Rédigé par Nathan Colombani | Jul 13, 2026 6:30:00 AM

Avant d'agir sur la sécurité de votre tenant M365, une question se pose presque toujours en premier : où en êtes-vous réellement ? Cette checklist vous aide à identifier les KPIs concrets à observer, les populations concernées et les processus à l'origine des risques, avant toute décision.

Selon le Baromètre CESIN 2026, 60 % des RSSI placent la gestion des partages utilisateurs au rang de risque élevé, mais peu disposent d'un état des lieux précis de leur propre tenant avant d'agir.

Cette checklist couvre 15 signaux d'alerte répartis en 5 catégories. Elle ne remplace pas un audit complet, mais elle permet en quelques minutes de savoir si votre environnement M365 mérite une analyse approfondie, et par quel point d'entrée commencer.

Pourquoi auditer avant d'agir

Un audit M365 efficace commence par savoir quoi mesurer. Cette checklist structure l'évaluation autour de trois questions clés : où sont les problèmes (zones d'exposition prioritaires), qui sont les populations concernées (profils à risque, invités, propriétaires sans visibilité), et quels processus conduisent à ces situations (partages sans expiration, espaces sans gouvernance, accès jamais révoqués). Les réponses constituent les KPIs à suivre dans le temps, pas seulement un état des lieux ponctuel.

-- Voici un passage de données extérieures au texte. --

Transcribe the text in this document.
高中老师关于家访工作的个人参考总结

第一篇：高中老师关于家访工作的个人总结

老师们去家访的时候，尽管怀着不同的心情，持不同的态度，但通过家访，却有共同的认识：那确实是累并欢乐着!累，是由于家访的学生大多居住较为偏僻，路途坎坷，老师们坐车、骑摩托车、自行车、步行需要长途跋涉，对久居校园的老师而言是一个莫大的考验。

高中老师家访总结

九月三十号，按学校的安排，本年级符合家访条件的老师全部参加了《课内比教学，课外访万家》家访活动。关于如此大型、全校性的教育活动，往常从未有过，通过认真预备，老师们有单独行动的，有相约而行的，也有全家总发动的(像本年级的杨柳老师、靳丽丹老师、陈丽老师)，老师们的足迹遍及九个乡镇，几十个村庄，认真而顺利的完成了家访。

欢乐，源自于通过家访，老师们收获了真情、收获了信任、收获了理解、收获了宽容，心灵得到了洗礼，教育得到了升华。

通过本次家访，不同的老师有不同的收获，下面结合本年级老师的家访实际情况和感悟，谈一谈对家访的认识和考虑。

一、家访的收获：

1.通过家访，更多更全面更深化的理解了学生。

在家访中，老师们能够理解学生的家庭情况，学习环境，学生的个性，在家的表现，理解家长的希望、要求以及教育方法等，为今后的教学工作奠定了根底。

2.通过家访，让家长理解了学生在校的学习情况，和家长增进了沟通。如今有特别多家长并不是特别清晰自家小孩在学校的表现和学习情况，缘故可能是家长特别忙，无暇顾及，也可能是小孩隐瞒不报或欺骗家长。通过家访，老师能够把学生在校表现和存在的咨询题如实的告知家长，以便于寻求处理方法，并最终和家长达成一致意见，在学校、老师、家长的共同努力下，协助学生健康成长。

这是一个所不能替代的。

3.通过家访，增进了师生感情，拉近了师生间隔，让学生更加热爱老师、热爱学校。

Cette checklist sert exactement cet objectif en amont : elle donne une première photographie de l'exposition, suffisante pour décider s'il faut agir rapidement ou simplement surveiller. Elle s'adresse aux RSSI et administrateurs M365 qui veulent une vue rapide avant d'engager des ressources sur un audit plus complet.

Partages et accès

Quatre signaux concernent directement les partages actifs sur votre tenant.

Des liens de partage anonymes sont actifs. Un lien anonyme actif sur SharePoint ou OneDrive crée un accès non traçable à des données potentiellement sensibles, sans authentification requise. L'action recommandée consiste à désactiver ces liens ou à les limiter strictement.

Des utilisateurs externes ont encore accès à des espaces anciens. Un prestataire ou partenaire dont la collaboration est terminée depuis longtemps, mais qui conserve un accès actif, représente un accès persistant non maîtrisé. Auditer et supprimer les invités inactifs réduit directement cette exposition.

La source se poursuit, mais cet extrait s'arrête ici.